This blog is for Jim Marventano's family and friends to review his status and updates while he goes through treatment for Stage IV Colon Cancer. We can beat it together!

Thursday, April 22, 2010

Self-Destruct Mode

Word spread around Kohler like wildfire this week. A new case of cancer. A child. It's someone I know.

The first day I found out, my heart sank and I cried. I called my mom and I tried to problem solve and think of things to help the family. Then I cried more.

Yesterday I got progressively worse. I literally ate everything I had in the house. I wrote my friend an email that I hope was encouraging. It literally took me hours to compose because I was so out of my wits. (Plus, I had to stop a couple of times to stuff my face with Wheat Thins and string cheese.) I cried a lot.

Eric visits me on Wednesdays.
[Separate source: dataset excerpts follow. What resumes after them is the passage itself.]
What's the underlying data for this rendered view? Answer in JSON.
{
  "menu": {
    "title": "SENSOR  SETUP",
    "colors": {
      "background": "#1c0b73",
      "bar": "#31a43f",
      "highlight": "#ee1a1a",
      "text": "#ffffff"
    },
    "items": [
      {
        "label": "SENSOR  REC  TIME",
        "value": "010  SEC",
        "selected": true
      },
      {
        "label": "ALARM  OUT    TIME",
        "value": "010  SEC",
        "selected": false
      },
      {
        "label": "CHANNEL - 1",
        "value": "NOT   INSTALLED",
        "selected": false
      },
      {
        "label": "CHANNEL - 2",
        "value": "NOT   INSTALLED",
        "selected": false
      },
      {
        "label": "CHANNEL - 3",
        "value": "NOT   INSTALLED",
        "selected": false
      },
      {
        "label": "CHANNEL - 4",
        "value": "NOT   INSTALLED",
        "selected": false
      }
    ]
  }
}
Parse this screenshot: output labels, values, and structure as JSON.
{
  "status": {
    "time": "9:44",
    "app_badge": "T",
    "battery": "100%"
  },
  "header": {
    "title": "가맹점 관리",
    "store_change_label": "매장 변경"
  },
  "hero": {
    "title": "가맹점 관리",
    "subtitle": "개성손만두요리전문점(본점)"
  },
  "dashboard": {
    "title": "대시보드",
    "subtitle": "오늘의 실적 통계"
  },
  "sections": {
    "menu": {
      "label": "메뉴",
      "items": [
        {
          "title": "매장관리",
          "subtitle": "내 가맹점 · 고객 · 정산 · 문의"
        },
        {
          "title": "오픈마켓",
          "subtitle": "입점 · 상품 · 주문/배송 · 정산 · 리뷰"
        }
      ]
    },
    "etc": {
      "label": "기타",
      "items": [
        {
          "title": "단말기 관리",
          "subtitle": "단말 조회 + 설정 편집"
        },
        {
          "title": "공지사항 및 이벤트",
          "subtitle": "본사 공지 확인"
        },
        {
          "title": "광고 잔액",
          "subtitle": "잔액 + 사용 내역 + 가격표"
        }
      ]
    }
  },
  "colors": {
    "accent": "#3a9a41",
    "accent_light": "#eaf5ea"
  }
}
I tried to chase him off once and said I wasn't very good company and that he shouldn't come up from Milwaukee.

Then I tried again and told him not to come because I was planning to open the wine.

I gave in and opened the wine. By the time Eric got to my house, I was feeling more than good. We'd done a webcam call with the Marventanos wherein I'd made it clear that probably one glass of wine wasn't where I'd stopped. And I spoke with my friend Lisa on the phone and I'm sure I was a mess then too.

Then I started to cry. I just cried and cried. I tried to chase Eric away, but he didn't leave. I just sat in his arms and cried. I cried because it's not fair. I cried because it's tough to explain chemo to an adult, let alone a child. I cried because I can only pretend to know how those parents are feeling. I cried for my own children. I cried for the utter lack of control in life. I cried for my dreams lost. For my children's confusion about why they don't have a father. I cried for my friend's future - I know the child will be healed. But I also know that if the child has a runny nose or a loose tooth or stubs a toe, they are going to *freak* mentally and worry that it's cancer. I cried for the rumors and the annoying pitying looks. (The mother has already set up a blog, which I think is smart, as I found it to be the most forthright way of disbanding the rumor mill.) I cried for the feeling of being completely overwhelmed 24 hours a day, 7 days a week. I cried because I know what the medical bills and the paperwork will look like. I cried because my daughter (who is in first grade) said "Are you crying because {Child Smith} is sick? I heard people talking about it on the playground today." How is it possible that the kids at school are discussing it? Or that cancer is even a part of their realities?

Truthfully, I cried because I gave in and went for the wine.

Eric tried to tell me time and time again that today is a new day. He's right. I get to start over each day and try again. It's amazing the damage that self-destruct mode does. I let it absolutely ruin an entire day. I couldn't rally enough to do my hair or put on makeup. I tried to be productive but burned out after 2 hours. Rachel didn't have her homework done for school. I made an awful dinner. I forgot about our webcam call with the Marventanos because I'd already started the wine by the time the designated hour rolled around. I hung on my kids all day, like a wet blanket, telling them I love them. (Which Jake will accept; Rachel can tend to get annoyed with that kind of clingyness...) The house was a disgusting mess by the time we went to bed. I didn't wash the dishes or pick up a single thing. I just shut out the lights and left it all. I didn't have the energy to put sheets on my bed. I just slept on the mattress pad.

Things snowball. Sometimes it seems less like a snowball and more like an avalanche.

Today is a beautiful new day in Wisconsin. It's a chance for me to begin again. I am going to try to switch out of self-destruct mode and begin again, with the hope that I can proceed positively in this life.